GITMO Interrogators Instructed to Destroy Notes
First the judge who felt "badgered, beaten, and bruised" by prosecutors for trying to protect Khadr's rights was removed from the case "for personnel reasons." Now it turns out that Khadr's interrogators were "instructed" -- read: ordered -- to destroy their notes, lest anyone ever find out that Khadr had been tortured or mistreated:
Navy Lieutenant Commander Bill Kuebler said in a statement sent to reporters he considers the notes crucial to the defense of his client, Canadian Omar Khadr, during his upcoming murder trial by a special military tribunal at the US naval base.

Kuebler said the instructions were handed down to interrogators from the US Department of Defense as part of a standard operating procedure or "SOP" directive that he obtained from prosecutors last week.

If they were carried out, US interrogators may have "routinely destroyed evidence" that might have been used to defend the Khadr and other detainees, Kuebler charged.

"If handwritten notes were destroyed in accordance with the SOP, the government intentionally deprived Omar's lawyers of key evidence with which to challenge the reliability" of alleged confessions made to military interrogators, Kuebler said.
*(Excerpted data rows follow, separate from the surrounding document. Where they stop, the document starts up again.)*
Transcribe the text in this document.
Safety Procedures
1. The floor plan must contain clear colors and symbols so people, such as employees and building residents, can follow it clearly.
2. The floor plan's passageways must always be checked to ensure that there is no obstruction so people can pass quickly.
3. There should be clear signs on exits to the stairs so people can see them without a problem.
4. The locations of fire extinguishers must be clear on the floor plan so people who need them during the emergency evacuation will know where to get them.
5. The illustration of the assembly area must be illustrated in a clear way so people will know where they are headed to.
He cited in particular one passage of the directive to military interrogators stating that "this mission has legal and political issues that may lead to interrogators being called to testify."

"Keeping the number of documents with interrogation information to a minimum can minimize certain legal issues," the policy statement said, according to Kuebler.
Yes, it certainly can. So can suborning perjury and fabricating evidence -- but that doesn't make them good ideas.

Can we please stop pretending that the (un)fairness of military commissions is still open to rational debate?